I agree that we should take a non-retributive approach to justice, but the sad truth in these cases, at least as far as we know right now, these folks cannot be fixed and reintroduced into the general population, they are too dangerous.
Their brains, either through genetic misfortune, or through extreme sustained trauma from infancy, are permanently malformed. They lack any significant capacity for empathy or love. They cannot relate to other people on any level, especially emotionally. Their brains are literally not wired for it, as awful as that is.
We shouldn't throw them in a hole though.
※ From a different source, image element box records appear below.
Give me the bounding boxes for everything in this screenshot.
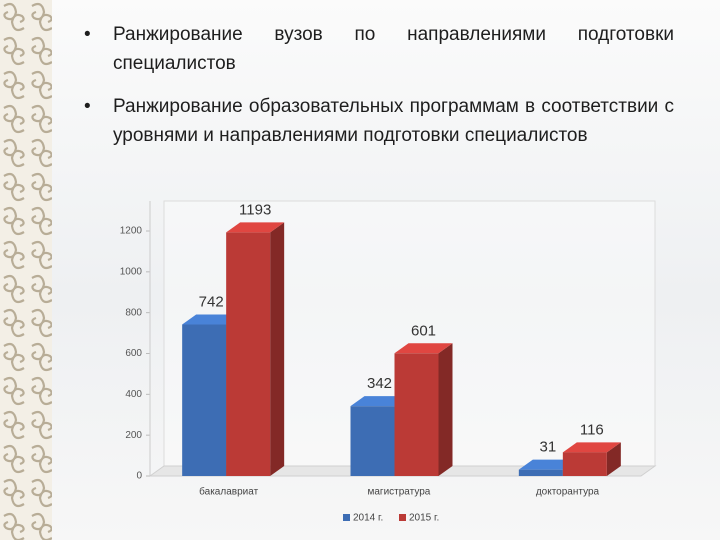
legend-label: 2015 г. [409,513,439,524]
value-label: 601 [411,322,436,339]
bullet: Ранжирование образовательных программам … [84,92,674,150]
bar-top [182,314,241,325]
bar [182,324,227,476]
bar-top [562,442,621,453]
bullet: Ранжирование вузов по направлениями подг… [84,20,674,78]
value-label: 742 [199,293,224,310]
bar-top [350,396,409,407]
value-label: 342 [367,375,392,392]
y-tick-label: 600 [125,348,142,359]
bar-top [518,459,577,470]
value-label: 1193 [239,201,271,218]
y-tick-label: 1000 [120,266,143,277]
ornament-border [0,0,52,540]
bar [226,232,271,476]
bar [518,469,563,476]
ornament [0,0,52,540]
x-tick-label: бакалавриат [199,486,258,498]
bar [350,406,395,476]
y-tick-label: 200 [125,430,142,441]
value-label: 116 [580,421,604,438]
legend-swatch [399,514,406,521]
bar [394,353,439,476]
x-tick-label: магистратура [368,487,431,498]
y-tick-label: 0 [136,471,142,482]
y-tick-label: 800 [125,307,142,318]
x-tick-label: докторантура [536,487,600,498]
bar [562,452,607,476]
legend-swatch [343,514,350,521]
bar-top [394,343,453,354]
legend-label: 2014 г. [353,513,383,524]
bullet-list: Ранжирование вузов по направлениями подг… [84,20,674,164]
bar-side [606,442,621,476]
y-tick-label: 400 [125,389,142,400]
bar-top [226,222,285,233]
bar-side [438,343,453,476]
bar-side [270,222,285,476]
value-label: 31 [539,439,556,456]
y-tick-label: 1200 [120,226,143,237]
They should be permanently imprisoned in specialty facilities that constantly treat their mental disorder and try to employ them in productive jobs that can help society. They should be provided proper medical care and resources, possibly tightly supervised short term release in condition of exceptional behavior and treatment response.
Good.
We should not let acts of violence like go unpunished.
We need to set an example for anyone else who may be thinking about committing the same thing.
If your goal is to act as a deterrent then harsher sentences do not work, at least according to research.
At this point, we think it is fair to say that we know of no reputable criminologist who has looked carefully at the overall body of research literature on “deterrence through sentencing” who believes that crime rates will be reduced, through deterrence, by raising the severity of sentences handed down in criminal courts.